2. Anlatım ve iletişim gereksinimi : Öğrenci duygularını , düşüncelerini , konuşarak, yaşayarak, çizerek, devinerek, renk ve madde kullanarak değişik yollarla anlatmak; anlatımda değişik araçları kullanmak,başkaları ile etkili bir iletişim kurmak ister.
3. İlişki,iş birliği , birlikte yaşama gereksinimi: Öğrenci, başkaları ile ilişki kurmada , birlikte çalışmada ve yaşamada yeterli olmak başkaları ile iyi ilişkiler kurmak ister.

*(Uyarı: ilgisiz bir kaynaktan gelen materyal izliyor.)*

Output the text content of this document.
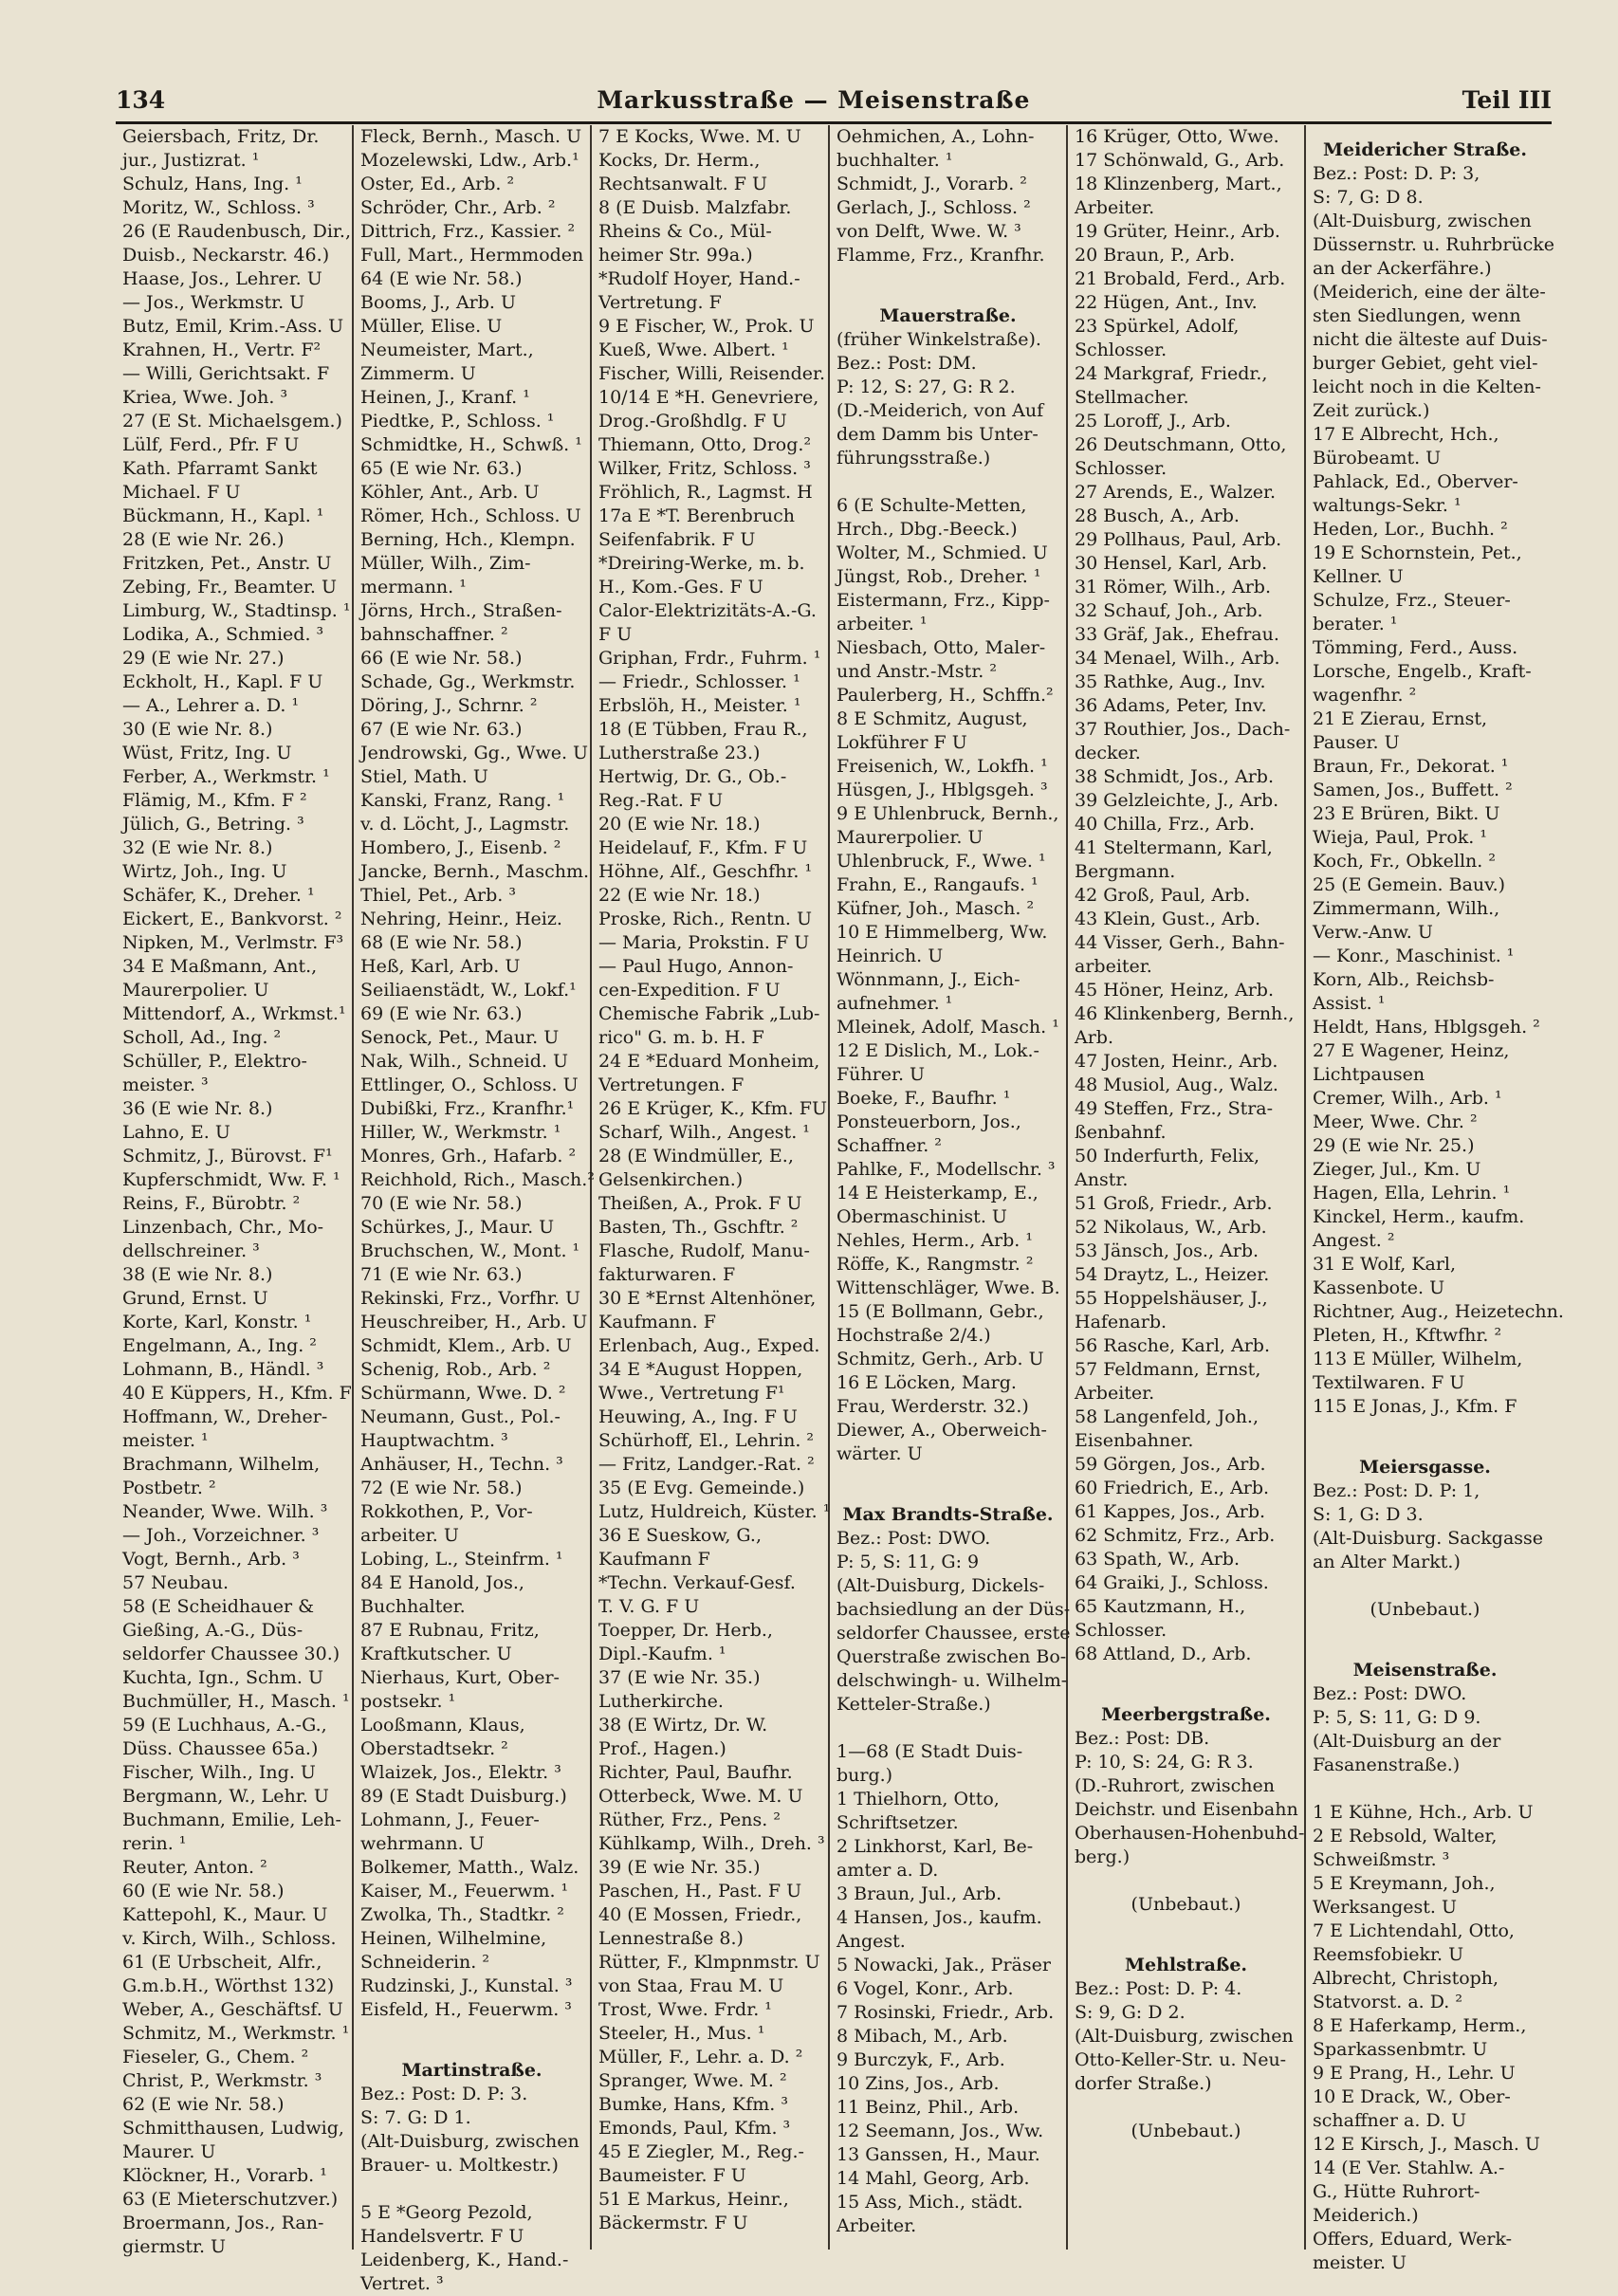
134	Markusstraße — Meisenstraße	Teil III
Geiersbach, Fritz, Dr.
jur., Justizrat. ¹
Schulz, Hans, Ing. ¹
Moritz, W., Schloss. ³
26 (E Raudenbusch, Dir.,
Duisb., Neckarstr. 46.)
Haase, Jos., Lehrer. U
— Jos., Werkmstr. U
Butz, Emil, Krim.-Ass. U
Krahnen, H., Vertr. F²
— Willi, Gerichtsakt. F
Kriea, Wwe. Joh. ³
27 (E St. Michaelsgem.)
Lülf, Ferd., Pfr. F U
Kath. Pfarramt Sankt
Michael. F U
Bückmann, H., Kapl. ¹
28 (E wie Nr. 26.)
Fritzken, Pet., Anstr. U
Zebing, Fr., Beamter. U
Limburg, W., Stadtinsp. ¹
Lodika, A., Schmied. ³
29 (E wie Nr. 27.)
Eckholt, H., Kapl. F U
— A., Lehrer a. D. ¹
30 (E wie Nr. 8.)
Wüst, Fritz, Ing. U
Ferber, A., Werkmstr. ¹
Flämig, M., Kfm. F ²
Jülich, G., Betring. ³
32 (E wie Nr. 8.)
Wirtz, Joh., Ing. U
Schäfer, K., Dreher. ¹
Eickert, E., Bankvorst. ²
Nipken, M., Verlmstr. F³
34 E Maßmann, Ant.,
Maurerpolier. U
Mittendorf, A., Wrkmst.¹
Scholl, Ad., Ing. ²
Schüller, P., Elektro-
meister. ³
36 (E wie Nr. 8.)
Lahno, E. U
Schmitz, J., Bürovst. F¹
Kupferschmidt, Ww. F. ¹
Reins, F., Bürobtr. ²
Linzenbach, Chr., Mo-
dellschreiner. ³
38 (E wie Nr. 8.)
Grund, Ernst. U
Korte, Karl, Konstr. ¹
Engelmann, A., Ing. ²
Lohmann, B., Händl. ³
40 E Küppers, H., Kfm. F
Hoffmann, W., Dreher-
meister. ¹
Brachmann, Wilhelm,
Postbetr. ²
Neander, Wwe. Wilh. ³
— Joh., Vorzeichner. ³
Vogt, Bernh., Arb. ³
57 Neubau.
58 (E Scheidhauer &
Gießing, A.-G., Düs-
seldorfer Chaussee 30.)
Kuchta, Ign., Schm. U
Buchmüller, H., Masch. ¹
59 (E Luchhaus, A.-G.,
Düss. Chaussee 65a.)
Fischer, Wilh., Ing. U
Bergmann, W., Lehr. U
Buchmann, Emilie, Leh-
rerin. ¹
Reuter, Anton. ²
60 (E wie Nr. 58.)
Kattepohl, K., Maur. U
v. Kirch, Wilh., Schloss.
61 (E Urbscheit, Alfr.,
G.m.b.H., Wörthst 132)
Weber, A., Geschäftsf. U
Schmitz, M., Werkmstr. ¹
Fieseler, G., Chem. ²
Christ, P., Werkmstr. ³
62 (E wie Nr. 58.)
Schmitthausen, Ludwig,
Maurer. U
Klöckner, H., Vorarb. ¹
63 (E Mieterschutzver.)
Broermann, Jos., Ran-
giermstr. U
Fleck, Bernh., Masch. U
Mozelewski, Ldw., Arb.¹
Oster, Ed., Arb. ²
Schröder, Chr., Arb. ²
Dittrich, Frz., Kassier. ²
Full, Mart., Hermmoden
64 (E wie Nr. 58.)
Booms, J., Arb. U
Müller, Elise. U
Neumeister, Mart.,
Zimmerm. U
Heinen, J., Kranf. ¹
Piedtke, P., Schloss. ¹
Schmidtke, H., Schwß. ¹
65 (E wie Nr. 63.)
Köhler, Ant., Arb. U
Römer, Hch., Schloss. U
Berning, Hch., Klempn.
Müller, Wilh., Zim-
mermann. ¹
Jörns, Hrch., Straßen-
bahnschaffner. ²
66 (E wie Nr. 58.)
Schade, Gg., Werkmstr.
Döring, J., Schrnr. ²
67 (E wie Nr. 63.)
Jendrowski, Gg., Wwe. U
Stiel, Math. U
Kanski, Franz, Rang. ¹
v. d. Löcht, J., Lagmstr.
Hombero, J., Eisenb. ²
Jancke, Bernh., Maschm.
Thiel, Pet., Arb. ³
Nehring, Heinr., Heiz.
68 (E wie Nr. 58.)
Heß, Karl, Arb. U
Seiliaenstädt, W., Lokf.¹
69 (E wie Nr. 63.)
Senock, Pet., Maur. U
Nak, Wilh., Schneid. U
Ettlinger, O., Schloss. U
Dubißki, Frz., Kranfhr.¹
Hiller, W., Werkmstr. ¹
Monres, Grh., Hafarb. ²
Reichhold, Rich., Masch.²
70 (E wie Nr. 58.)
Schürkes, J., Maur. U
Bruchschen, W., Mont. ¹
71 (E wie Nr. 63.)
Rekinski, Frz., Vorfhr. U
Heuschreiber, H., Arb. U
Schmidt, Klem., Arb. U
Schenig, Rob., Arb. ²
Schürmann, Wwe. D. ²
Neumann, Gust., Pol.-
Hauptwachtm. ³
Anhäuser, H., Techn. ³
72 (E wie Nr. 58.)
Rokkothen, P., Vor-
arbeiter. U
Lobing, L., Steinfrm. ¹
84 E Hanold, Jos.,
Buchhalter.
87 E Rubnau, Fritz,
Kraftkutscher. U
Nierhaus, Kurt, Ober-
postsekr. ¹
Looßmann, Klaus,
Oberstadtsekr. ²
Wlaizek, Jos., Elektr. ³
89 (E Stadt Duisburg.)
Lohmann, J., Feuer-
wehrmann. U
Bolkemer, Matth., Walz.
Kaiser, M., Feuerwm. ¹
Zwolka, Th., Stadtkr. ²
Heinen, Wilhelmine,
Schneiderin. ²
Rudzinski, J., Kunstal. ³
Eisfeld, H., Feuerwm. ³

Martinstraße.
Bez.: Post: D. P: 3.
S: 7. G: D 1.
(Alt-Duisburg, zwischen
Brauer- u. Moltkestr.)

5 E *Georg Pezold,
Handelsvertr. F U
Leidenberg, K., Hand.-
Vertret. ³
7 E Kocks, Wwe. M. U
Kocks, Dr. Herm.,
Rechtsanwalt. F U
8 (E Duisb. Malzfabr.
Rheins & Co., Mül-
heimer Str. 99a.)
*Rudolf Hoyer, Hand.-
Vertretung. F
9 E Fischer, W., Prok. U
Kueß, Wwe. Albert. ¹
Fischer, Willi, Reisender.
10/14 E *H. Genevriere,
Drog.-Großhdlg. F U
Thiemann, Otto, Drog.²
Wilker, Fritz, Schloss. ³
Fröhlich, R., Lagmst. H
17a E *T. Berenbruch
Seifenfabrik. F U
*Dreiring-Werke, m. b.
H., Kom.-Ges. F U
Calor-Elektrizitäts-A.-G.
F U
Griphan, Frdr., Fuhrm. ¹
— Friedr., Schlosser. ¹
Erbslöh, H., Meister. ¹
18 (E Tübben, Frau R.,
Lutherstraße 23.)
Hertwig, Dr. G., Ob.-
Reg.-Rat. F U
20 (E wie Nr. 18.)
Heidelauf, F., Kfm. F U
Höhne, Alf., Geschfhr. ¹
22 (E wie Nr. 18.)
Proske, Rich., Rentn. U
— Maria, Prokstin. F U
— Paul Hugo, Annon-
cen-Expedition. F U
Chemische Fabrik „Lub-
rico" G. m. b. H. F
24 E *Eduard Monheim,
Vertretungen. F
26 E Krüger, K., Kfm. FU
Scharf, Wilh., Angest. ¹
28 (E Windmüller, E.,
Gelsenkirchen.)
Theißen, A., Prok. F U
Basten, Th., Gschftr. ²
Flasche, Rudolf, Manu-
fakturwaren. F
30 E *Ernst Altenhöner,
Kaufmann. F
Erlenbach, Aug., Exped.
34 E *August Hoppen,
Wwe., Vertretung F¹
Heuwing, A., Ing. F U
Schürhoff, El., Lehrin. ²
— Fritz, Landger.-Rat. ²
35 (E Evg. Gemeinde.)
Lutz, Huldreich, Küster. ¹
36 E Sueskow, G.,
Kaufmann F
*Techn. Verkauf-Gesf.
T. V. G. F U
Toepper, Dr. Herb.,
Dipl.-Kaufm. ¹
37 (E wie Nr. 35.)
Lutherkirche.
38 (E Wirtz, Dr. W.
Prof., Hagen.)
Richter, Paul, Baufhr.
Otterbeck, Wwe. M. U
Rüther, Frz., Pens. ²
Kühlkamp, Wilh., Dreh. ³
39 (E wie Nr. 35.)
Paschen, H., Past. F U
40 (E Mossen, Friedr.,
Lennestraße 8.)
Rütter, F., Klmpnmstr. U
von Staa, Frau M. U
Trost, Wwe. Frdr. ¹
Steeler, H., Mus. ¹
Müller, F., Lehr. a. D. ²
Spranger, Wwe. M. ²
Bumke, Hans, Kfm. ³
Emonds, Paul, Kfm. ³
45 E Ziegler, M., Reg.-
Baumeister. F U
51 E Markus, Heinr.,
Bäckermstr. F U
Oehmichen, A., Lohn-
buchhalter. ¹
Schmidt, J., Vorarb. ²
Gerlach, J., Schloss. ²
von Delft, Wwe. W. ³
Flamme, Frz., Kranfhr.

Mauerstraße.
(früher Winkelstraße).
Bez.: Post: DM.
P: 12, S: 27, G: R 2.
(D.-Meiderich, von Auf
dem Damm bis Unter-
führungsstraße.)

6 (E Schulte-Metten,
Hrch., Dbg.-Beeck.)
Wolter, M., Schmied. U
Jüngst, Rob., Dreher. ¹
Eistermann, Frz., Kipp-
arbeiter. ¹
Niesbach, Otto, Maler-
und Anstr.-Mstr. ²
Paulerberg, H., Schffn.²
8 E Schmitz, August,
Lokführer F U
Freisenich, W., Lokfh. ¹
Hüsgen, J., Hblgsgeh. ³
9 E Uhlenbruck, Bernh.,
Maurerpolier. U
Uhlenbruck, F., Wwe. ¹
Frahn, E., Rangaufs. ¹
Küfner, Joh., Masch. ²
10 E Himmelberg, Ww.
Heinrich. U
Wönnmann, J., Eich-
aufnehmer. ¹
Mleinek, Adolf, Masch. ¹
12 E Dislich, M., Lok.-
Führer. U
Boeke, F., Baufhr. ¹
Ponsteuerborn, Jos.,
Schaffner. ²
Pahlke, F., Modellschr. ³
14 E Heisterkamp, E.,
Obermaschinist. U
Nehles, Herm., Arb. ¹
Röffe, K., Rangmstr. ²
Wittenschläger, Wwe. B.
15 (E Bollmann, Gebr.,
Hochstraße 2/4.)
Schmitz, Gerh., Arb. U
16 E Löcken, Marg.
Frau, Werderstr. 32.)
Diewer, A., Oberweich-
wärter. U

Max Brandts-Straße.
Bez.: Post: DWO.
P: 5, S: 11, G: 9
(Alt-Duisburg, Dickels-
bachsiedlung an der Düs-
seldorfer Chaussee, erste
Querstraße zwischen Bo-
delschwingh- u. Wilhelm-
Ketteler-Straße.)

1—68 (E Stadt Duis-
burg.)
1 Thielhorn, Otto,
Schriftsetzer.
2 Linkhorst, Karl, Be-
amter a. D.
3 Braun, Jul., Arb.
4 Hansen, Jos., kaufm.
Angest.
5 Nowacki, Jak., Präser
6 Vogel, Konr., Arb.
7 Rosinski, Friedr., Arb.
8 Mibach, M., Arb.
9 Burczyk, F., Arb.
10 Zins, Jos., Arb.
11 Beinz, Phil., Arb.
12 Seemann, Jos., Ww.
13 Ganssen, H., Maur.
14 Mahl, Georg, Arb.
15 Ass, Mich., städt.
Arbeiter.
16 Krüger, Otto, Wwe.
17 Schönwald, G., Arb.
18 Klinzenberg, Mart.,
Arbeiter.
19 Grüter, Heinr., Arb.
20 Braun, P., Arb.
21 Brobald, Ferd., Arb.
22 Hügen, Ant., Inv.
23 Spürkel, Adolf,
Schlosser.
24 Markgraf, Friedr.,
Stellmacher.
25 Loroff, J., Arb.
26 Deutschmann, Otto,
Schlosser.
27 Arends, E., Walzer.
28 Busch, A., Arb.
29 Pollhaus, Paul, Arb.
30 Hensel, Karl, Arb.
31 Römer, Wilh., Arb.
32 Schauf, Joh., Arb.
33 Gräf, Jak., Ehefrau.
34 Menael, Wilh., Arb.
35 Rathke, Aug., Inv.
36 Adams, Peter, Inv.
37 Routhier, Jos., Dach-
decker.
38 Schmidt, Jos., Arb.
39 Gelzleichte, J., Arb.
40 Chilla, Frz., Arb.
41 Steltermann, Karl,
Bergmann.
42 Groß, Paul, Arb.
43 Klein, Gust., Arb.
44 Visser, Gerh., Bahn-
arbeiter.
45 Höner, Heinz, Arb.
46 Klinkenberg, Bernh.,
Arb.
47 Josten, Heinr., Arb.
48 Musiol, Aug., Walz.
49 Steffen, Frz., Stra-
ßenbahnf.
50 Inderfurth, Felix,
Anstr.
51 Groß, Friedr., Arb.
52 Nikolaus, W., Arb.
53 Jänsch, Jos., Arb.
54 Draytz, L., Heizer.
55 Hoppelshäuser, J.,
Hafenarb.
56 Rasche, Karl, Arb.
57 Feldmann, Ernst,
Arbeiter.
58 Langenfeld, Joh.,
Eisenbahner.
59 Görgen, Jos., Arb.
60 Friedrich, E., Arb.
61 Kappes, Jos., Arb.
62 Schmitz, Frz., Arb.
63 Spath, W., Arb.
64 Graiki, J., Schloss.
65 Kautzmann, H.,
Schlosser.
68 Attland, D., Arb.

Meerbergstraße.
Bez.: Post: DB.
P: 10, S: 24, G: R 3.
(D.-Ruhrort, zwischen
Deichstr. und Eisenbahn
Oberhausen-Hohenbuhd-
berg.)

(Unbebaut.)

Mehlstraße.
Bez.: Post: D. P: 4.
S: 9, G: D 2.
(Alt-Duisburg, zwischen
Otto-Keller-Str. u. Neu-
dorfer Straße.)

(Unbebaut.)
Meidericher Straße.
Bez.: Post: D. P: 3,
S: 7, G: D 8.
(Alt-Duisburg, zwischen
Düssernstr. u. Ruhrbrücke
an der Ackerfähre.)
(Meiderich, eine der älte-
sten Siedlungen, wenn
nicht die älteste auf Duis-
burger Gebiet, geht viel-
leicht noch in die Kelten-
Zeit zurück.)
17 E Albrecht, Hch.,
Bürobeamt. U
Pahlack, Ed., Oberver-
waltungs-Sekr. ¹
Heden, Lor., Buchh. ²
19 E Schornstein, Pet.,
Kellner. U
Schulze, Frz., Steuer-
berater. ¹
Tömming, Ferd., Auss.
Lorsche, Engelb., Kraft-
wagenfhr. ²
21 E Zierau, Ernst,
Pauser. U
Braun, Fr., Dekorat. ¹
Samen, Jos., Buffett. ²
23 E Brüren, Bikt. U
Wieja, Paul, Prok. ¹
Koch, Fr., Obkelln. ²
25 (E Gemein. Bauv.)
Zimmermann, Wilh.,
Verw.-Anw. U
— Konr., Maschinist. ¹
Korn, Alb., Reichsb-
Assist. ¹
Heldt, Hans, Hblgsgeh. ²
27 E Wagener, Heinz,
Lichtpausen
Cremer, Wilh., Arb. ¹
Meer, Wwe. Chr. ²
29 (E wie Nr. 25.)
Zieger, Jul., Km. U
Hagen, Ella, Lehrin. ¹
Kinckel, Herm., kaufm.
Angest. ²
31 E Wolf, Karl,
Kassenbote. U
Richtner, Aug., Heizetechn.
Pleten, H., Kftwfhr. ²
113 E Müller, Wilhelm,
Textilwaren. F U
115 E Jonas, J., Kfm. F

Meiersgasse.
Bez.: Post: D. P: 1,
S: 1, G: D 3.
(Alt-Duisburg. Sackgasse
an Alter Markt.)

(Unbebaut.)

Meisenstraße.
Bez.: Post: DWO.
P: 5, S: 11, G: D 9.
(Alt-Duisburg an der
Fasanenstraße.)

1 E Kühne, Hch., Arb. U
2 E Rebsold, Walter,
Schweißmstr. ³
5 E Kreymann, Joh.,
Werksangest. U
7 E Lichtendahl, Otto,
Reemsfobiekr. U
Albrecht, Christoph,
Statvorst. a. D. ²
8 E Haferkamp, Herm.,
Sparkassenbmtr. U
9 E Prang, H., Lehr. U
10 E Drack, W., Ober-
schaffner a. D. U
12 E Kirsch, J., Masch. U
14 (E Ver. Stahlw. A.-
G., Hütte Ruhrort-
Meiderich.)
Offers, Eduard, Werk-
meister. U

4. Sağlıklı yaşama gereksinimi: Öğrenci,kendini ve çevresini temizlemede dengeli beslemede ,sağlık kurallarını uygulamada , kaza ve hastalıklardan korunmada yaşamını ussal ve özenli düzenlemede yeterli olmak ister.
5. Üretim ve tutumluluk gereksinimi : Öğrenci geçimini sağlamak için bir meslek edinmek, mesleğini başarılı yürütmek , gelir ve giderleri arasında denge kurmak, ürettiklerini ve elindeki kaynakları tutumlu kullanmak,kara günler için para biriktirmek,kaynaklarını savurmamak ister.
Okul , bu gereksinmelerle gelen öğrenciye gereksinmelerini doyurabileceği ortamı hazırlayabilmeli ,bilgi,beceri,ve tutumu (davranışı) kazandırabilmelidir.
GÜDÜLENME
Bir güdü (dürtü,gereksinme) doyumsuzluğa dönüştüğünde , yeterince doyurulamadığında , erişmek istediği hedeften yoksun bırakıldığında hedefine ulaşmada yetersiz kaldığında insanı gerilime iter.Bu iç gerilim , insanın güdüsünü doyurmak ya da güdünün hedefine ulaşmak için gerekli davranışları yapmaya zorlar;gereken davranışları ona yaptırır. Eğer insan güdüsünü yeterince doyurmada ya da hedefine eriştirmede başarılı olursa gerilimden kurtularak rahatlar.
İnsanın bir güdüsünü yekinmesine ,gereken bir davranışı yapmasına ve güdüsünü doyurarak gerilimden kurtarılmasına güdülenme süreci denir .Böylece güdülenme süreci , yekinme , davranma ve doyurulma olmak üzere üç aşamalıdır. Bu üç aşama çembersel bir dönü oluşturur.
İnsanın güdüleri , ister öğrenilmemiş,ister öğrenilmiş olsun, gerektiğinde öğrenme yoluyla değişmeye uğratılabilir. İnsan öğrenme yoluyla yeni güdüler kazanarak yerleşmiş güdülerini değiştirerek , kendine bir güdüsel örüntü geliştirir.(Cole ve Hall,1966)
İnsanın güdüsel örüntüsü,kişiliği eliyle denetlenir. Yekinen bir güdünün , niçin,nasıl, nerede,ne zaman,hangi öncelikle doyurulacağını insanın güdüsel örüntüsü belirler. Ama insan güdülenmesinin kendi kişilik özelliklerine uygun olarak oluşmasını da denetim altına alır .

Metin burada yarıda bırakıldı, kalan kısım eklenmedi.